Summary
I believe I've written a geometric group theory flavoured proof with a mistake in it, but I'm struggling to see why it might be wrong. I haven't found a counter example, but it also feels too good to be true. Can someone please verify my proof?
Background
I'm currently trying to understand generators of groups from group actions on topological spaces. The case of importance is group actions on simplicial complexes, and I've proven the desired result in a very convincing manner. Namely, I showed that if $D$ is a subcomplex of a connected simplicial complex $C$, $G$ acts by simplicial automorphisms, and $GD = C$, then $S = \{g\in G: gD\cap D \neq \varnothing\}$ generates $G$. The fact that $C$ is a simplicial complex was crucial in my proof.
However, when I attempted to generalise the result, I ended up obtaining a much more general result with a much simpler proof. For this reason I suspect there is a mistake in my proof. Can someone please correct me if I've made an assumption somewhere?
Statement and Proof
Claim: Let $X$ be a connected topological space, and $G$ a group acting on $X$. Suppose $D$ is an open subset of $X$ such that $GD = X$. Then $S = \{g\in G: gD\cap D \neq \varnothing\}$ generates $G$.

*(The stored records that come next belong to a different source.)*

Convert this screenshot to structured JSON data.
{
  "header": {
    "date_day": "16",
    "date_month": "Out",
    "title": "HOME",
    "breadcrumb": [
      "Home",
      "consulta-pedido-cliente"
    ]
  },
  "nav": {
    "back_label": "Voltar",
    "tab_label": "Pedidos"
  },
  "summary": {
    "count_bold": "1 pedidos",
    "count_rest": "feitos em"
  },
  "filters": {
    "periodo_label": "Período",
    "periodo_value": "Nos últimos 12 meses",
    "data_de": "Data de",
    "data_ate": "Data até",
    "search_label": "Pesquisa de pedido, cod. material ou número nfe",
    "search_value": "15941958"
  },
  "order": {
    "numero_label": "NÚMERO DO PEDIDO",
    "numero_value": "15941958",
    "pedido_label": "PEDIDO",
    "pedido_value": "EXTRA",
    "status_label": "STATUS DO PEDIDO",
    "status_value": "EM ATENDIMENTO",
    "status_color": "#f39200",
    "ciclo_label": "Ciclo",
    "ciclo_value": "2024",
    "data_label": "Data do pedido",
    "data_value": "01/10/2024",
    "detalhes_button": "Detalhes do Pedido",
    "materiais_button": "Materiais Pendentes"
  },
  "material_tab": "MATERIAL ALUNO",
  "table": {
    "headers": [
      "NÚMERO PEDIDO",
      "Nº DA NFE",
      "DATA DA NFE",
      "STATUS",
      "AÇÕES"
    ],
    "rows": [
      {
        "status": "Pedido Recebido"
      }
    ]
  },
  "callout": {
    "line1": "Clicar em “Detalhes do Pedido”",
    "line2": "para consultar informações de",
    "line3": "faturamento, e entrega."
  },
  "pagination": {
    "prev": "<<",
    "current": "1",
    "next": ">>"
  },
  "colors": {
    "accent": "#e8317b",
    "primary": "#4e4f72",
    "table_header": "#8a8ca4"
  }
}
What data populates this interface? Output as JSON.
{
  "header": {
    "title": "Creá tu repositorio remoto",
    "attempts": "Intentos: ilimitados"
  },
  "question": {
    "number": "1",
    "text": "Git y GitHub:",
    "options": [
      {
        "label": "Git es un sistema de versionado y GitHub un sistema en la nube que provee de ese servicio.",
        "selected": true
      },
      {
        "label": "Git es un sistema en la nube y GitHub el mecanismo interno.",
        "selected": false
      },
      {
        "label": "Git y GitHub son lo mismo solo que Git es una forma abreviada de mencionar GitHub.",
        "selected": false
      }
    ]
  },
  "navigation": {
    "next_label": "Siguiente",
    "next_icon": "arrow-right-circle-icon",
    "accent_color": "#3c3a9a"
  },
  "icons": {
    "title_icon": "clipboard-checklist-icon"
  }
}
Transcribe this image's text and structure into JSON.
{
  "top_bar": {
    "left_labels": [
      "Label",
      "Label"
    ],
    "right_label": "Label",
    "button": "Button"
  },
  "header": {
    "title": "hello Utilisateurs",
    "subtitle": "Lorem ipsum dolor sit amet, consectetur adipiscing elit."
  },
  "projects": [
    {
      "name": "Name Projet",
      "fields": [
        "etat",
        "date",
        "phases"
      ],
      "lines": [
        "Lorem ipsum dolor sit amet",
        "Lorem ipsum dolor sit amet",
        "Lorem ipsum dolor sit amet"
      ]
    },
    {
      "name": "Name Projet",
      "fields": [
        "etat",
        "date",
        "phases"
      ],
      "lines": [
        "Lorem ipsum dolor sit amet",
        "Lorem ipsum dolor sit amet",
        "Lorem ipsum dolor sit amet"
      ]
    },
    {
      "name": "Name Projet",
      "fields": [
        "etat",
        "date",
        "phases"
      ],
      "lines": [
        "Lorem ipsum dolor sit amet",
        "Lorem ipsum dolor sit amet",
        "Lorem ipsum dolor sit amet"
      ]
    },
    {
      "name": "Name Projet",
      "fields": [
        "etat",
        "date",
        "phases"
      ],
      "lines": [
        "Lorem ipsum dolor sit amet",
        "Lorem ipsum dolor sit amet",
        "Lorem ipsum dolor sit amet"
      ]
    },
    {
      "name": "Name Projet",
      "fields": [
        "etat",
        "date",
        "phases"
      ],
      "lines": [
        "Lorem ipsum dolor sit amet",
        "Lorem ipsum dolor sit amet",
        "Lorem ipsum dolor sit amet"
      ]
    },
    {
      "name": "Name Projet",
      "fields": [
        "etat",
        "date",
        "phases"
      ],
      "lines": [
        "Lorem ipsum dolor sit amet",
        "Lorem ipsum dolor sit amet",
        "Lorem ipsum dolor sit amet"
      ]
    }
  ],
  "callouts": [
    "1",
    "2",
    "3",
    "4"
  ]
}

Proof: Let $A = \langle S\rangle$. We first show that $(G\setminus A)D$ is disjoint from $AD$. Let $g \in G$, and suppose that $gD \cap AD \neq \varnothing$. Then there exists $a \in A$ such that $gD \cap aD \neq \varnothing$, so $a^{-1}g D \cap D \neq \varnothing$. By definition, this means $a^{-1}g \in S$, so in particular $g \in aS \subset A$. Since this shows that $g$ must have been in $A$ to begin with, $(G\setminus A)D$ is disjoint from $AD$.
But recall that $D$ was open. A group action is a map $G \to \text{Aut}(X)$, so $gD$ is open for every $g \in G$. $AD$ and $(G\setminus A)D$ are then unions of open sets, and are themselves open. Moreover, $AD \cup (G\setminus A)D = X$. Since $X$ is connected, this forces either $AD$ or $(G\setminus A)D$ to be empty. The former is clearly nonempty, so $(G\setminus A)D = \varnothing$. This forces $G = A$ as required.
I believe I've seen a similar result in the past and I also felt that it had additional properties, but I can't say for sure. Thank you!